Pasando el pavor que me producen las elecciones, cuando casi siempre termino votando para que no suba alguien que me da miedo, en el día de las brujas es obligatorio hablar de este sentimiento básico para la sobrevivencia, el miedo. Porque es tan importante para vivir, como la respiración. Y no exagero.
La primera norma que las madres enseñamos, no es el amor, es a sentir miedo: ¡Cuidado se cae! Ojo, que está caliente y se quema. No juegue con eso, que se corta… Y así, vamos recetando una serie de medidas preventivas a base de sembrar temor. Las personitas, absolutamente influenciables antes de los 3 o 4 años, van comprendiendo que la vida se divide en dos, una antes de sufrir y otra con miedo a sufrir.
Cuando se ha aprendido bien la lección sobre el padecimiento físico y conseguimos andar por el mundo sin muchas magulladuras, quemonazos, cortaduras, picaduras o intoxicaciones, comienza una segunda etapa de aprendizaje, también por la vía del miedo.
En ese momento los miedos se sofistican un poco más, que cuidado no hace la tarea, que se peine para que no la miren mal, que hay que evitar el mal aliento, que si no bailamos somos unas fracasadas… En fin, una interminable lista de medidas terapéuticas para evitar algo, que a los ojos de los padres, nos puede hacer daño.
En la etapa superior de la formación humana, los miedos llegan a exacerbarse al infinito. El miedo a no haber escogido la carrera acertada; el miedo a no ser eficiente en el trabajo; el miedo a que me dejen por otra; en el sexo, el miedo a no complacer y a que no me complazcan. Y con los hijos el miedo a que se hagan daño… Y arrancar de nuevo el ciclo.

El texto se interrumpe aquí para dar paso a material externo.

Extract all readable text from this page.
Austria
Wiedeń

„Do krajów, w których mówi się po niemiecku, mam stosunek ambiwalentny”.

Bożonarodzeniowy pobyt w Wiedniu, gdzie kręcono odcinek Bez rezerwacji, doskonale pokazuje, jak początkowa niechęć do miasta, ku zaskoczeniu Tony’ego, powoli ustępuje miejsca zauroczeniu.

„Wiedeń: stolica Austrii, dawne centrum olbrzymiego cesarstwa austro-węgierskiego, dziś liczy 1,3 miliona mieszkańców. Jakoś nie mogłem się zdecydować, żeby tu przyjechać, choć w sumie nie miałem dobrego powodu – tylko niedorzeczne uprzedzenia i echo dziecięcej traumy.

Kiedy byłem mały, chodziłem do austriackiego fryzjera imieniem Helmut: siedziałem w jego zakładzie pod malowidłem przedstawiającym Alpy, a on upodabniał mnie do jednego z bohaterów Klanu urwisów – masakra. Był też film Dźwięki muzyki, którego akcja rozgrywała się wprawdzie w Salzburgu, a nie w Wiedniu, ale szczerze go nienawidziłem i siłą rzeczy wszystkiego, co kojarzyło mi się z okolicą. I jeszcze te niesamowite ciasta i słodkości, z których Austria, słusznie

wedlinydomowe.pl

Las etapas anteriores se tropiezan inevitablemente con una última y más dramática manifestación del miedo que tiene tres facetas, pero es una misma realidad: el miedo a la muerte que pasa por supuesto por el miedo a la enfermedad y al envejecimiento.
Por las razones anteriores, he desarrollado hacia este sentimiento una especie de adoración. Ningún otro me parece tan valioso, pero, como todo lo que es de significación, se tiene que dosificar. Mucho miedo lleva a la inacción, entumece la iniciativa, paraliza, nos convierte en guiñapos sin voluntad. Muy poco miedo, es el portal del suicidio o de la vida loca.

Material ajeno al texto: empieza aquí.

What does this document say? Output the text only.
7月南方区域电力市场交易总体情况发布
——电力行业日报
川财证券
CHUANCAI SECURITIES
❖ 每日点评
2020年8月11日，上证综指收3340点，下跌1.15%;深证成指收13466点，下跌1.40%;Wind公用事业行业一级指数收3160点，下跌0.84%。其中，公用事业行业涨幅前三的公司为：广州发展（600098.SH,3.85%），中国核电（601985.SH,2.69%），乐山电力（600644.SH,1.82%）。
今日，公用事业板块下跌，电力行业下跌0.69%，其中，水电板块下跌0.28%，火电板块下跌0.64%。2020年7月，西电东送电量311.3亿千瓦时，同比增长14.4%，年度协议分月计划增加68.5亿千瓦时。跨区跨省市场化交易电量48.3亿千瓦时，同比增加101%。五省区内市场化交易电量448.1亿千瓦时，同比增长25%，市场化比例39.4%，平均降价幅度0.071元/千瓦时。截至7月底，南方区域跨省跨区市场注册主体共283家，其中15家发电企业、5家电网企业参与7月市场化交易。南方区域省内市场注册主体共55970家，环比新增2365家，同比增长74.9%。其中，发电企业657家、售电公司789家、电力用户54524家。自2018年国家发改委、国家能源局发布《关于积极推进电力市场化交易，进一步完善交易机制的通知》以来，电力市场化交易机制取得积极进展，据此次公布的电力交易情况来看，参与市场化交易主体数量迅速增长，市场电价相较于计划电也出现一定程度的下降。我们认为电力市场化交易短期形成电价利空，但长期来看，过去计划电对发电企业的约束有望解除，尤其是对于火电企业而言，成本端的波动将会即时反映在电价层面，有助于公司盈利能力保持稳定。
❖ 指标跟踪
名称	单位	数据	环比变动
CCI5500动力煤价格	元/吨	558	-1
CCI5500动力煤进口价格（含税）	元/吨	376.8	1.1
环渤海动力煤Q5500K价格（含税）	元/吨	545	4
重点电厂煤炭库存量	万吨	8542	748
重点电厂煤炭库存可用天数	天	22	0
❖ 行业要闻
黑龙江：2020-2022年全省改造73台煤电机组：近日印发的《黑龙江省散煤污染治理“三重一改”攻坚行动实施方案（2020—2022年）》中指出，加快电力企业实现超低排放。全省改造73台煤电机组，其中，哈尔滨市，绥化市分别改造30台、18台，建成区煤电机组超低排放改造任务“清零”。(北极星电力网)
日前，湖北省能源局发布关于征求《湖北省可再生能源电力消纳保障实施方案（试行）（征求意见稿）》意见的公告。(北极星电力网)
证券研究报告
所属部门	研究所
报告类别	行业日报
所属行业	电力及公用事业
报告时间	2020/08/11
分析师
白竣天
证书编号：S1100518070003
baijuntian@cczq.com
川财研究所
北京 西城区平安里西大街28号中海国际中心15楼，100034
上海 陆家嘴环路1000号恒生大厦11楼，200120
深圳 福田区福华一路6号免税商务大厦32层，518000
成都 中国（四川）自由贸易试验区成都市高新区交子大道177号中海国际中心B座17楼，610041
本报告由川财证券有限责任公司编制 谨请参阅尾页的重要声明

Por otra parte el Miedo simbólico, ese aprendido en las leyendas, en la literatura, en la fantasía del cine, es inspirador. Sin el miedo no habría novelas de suspenso, no existirían series policíacas o hermosas obras de arte. Los fantasmas infantiles: La pata sola, la madre monte, el monje sin cabeza, los vampiros y la oscuridad que los produce, no fueron sino la cuota inicial de esta creatividad.
Ayer se inauguró en Bogotá UY Festival, en el Gimnasio Moderno. No sé cómo llegaron a esta idea pero me pareció fabulosa. Ya era hora de hacerle un homenaje a este sentimiento tan humano, tan útil y tan inspirador, no solo en lo individual sino en lo social y colectivo. Se imaginan ¿qué le puede pasar a una sociedad cuando pierde el miedo? ¡Todo!, puede llegar a la liberación, como acaba de suceder en Libia, o a la anarquía como ha pasado en tantas revueltas. El miedo hace que una sociedad le tema al cambio, a lo diverso, a lo nuevo y allí no topamos con el conservadurismo y la tiranía.

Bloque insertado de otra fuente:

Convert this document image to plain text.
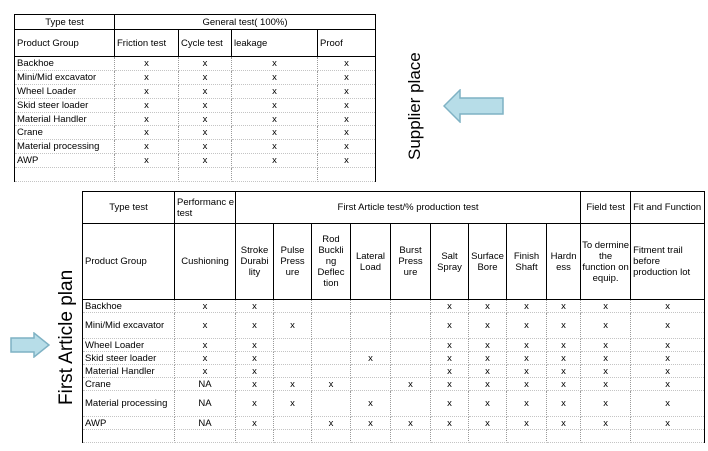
Type test	General test( 100%)			
Product Group	Friction test	Cycle test	leakage	Proof
Backhoe	x	x	x	x
Mini/Mid excavator	x	x	x	x
Wheel Loader	x	x	x	x
Skid steer loader	x	x	x	x
Material Handler	x	x	x	x
Crane	x	x	x	x
Material processing	x	x	x	x
AWP	x	x	x	x

Supplier place
First Article plan
Type test	Performanc e test	First Article test/% production test									Field test	Fit and Function
Product Group	Cushioning	Stroke Durabi lity	Pulse Press ure	Rod Buckli ng Deflec tion	Lateral Load	Burst Press ure	Salt Spray	Surface Bore	Finish Shaft	Hardn ess	To dermine the function on equip.	Fitment trail before production lot
Backhoe	x	x					x	x	x	x	x	x
Mini/Mid excavator	x	x	x				x	x	x	x	x	x
Wheel Loader	x	x					x	x	x	x	x	x
Skid steer loader	x	x			x		x	x	x	x	x	x
Material Handler	x	x					x	x	x	x	x	x
Crane	NA	x	x	x		x	x	x	x	x	x	x
Material processing	NA	x	x		x		x	x	x	x	x	x
AWP	NA	x		x	x	x	x	x	x	x	x	x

En todo caso, para sentir miedo, es fundamental tener memoria. Si los pueblos la pierden, si no recuerdan su pasado, pierden también el miedo y actúan torpemente. O, si recuerdan con fijación épocas de dolor, el miedo las paraliza. El miedo sin memoria es el alzhéimer y esta es una enfermedad tan dura para los pueblos como para las personas.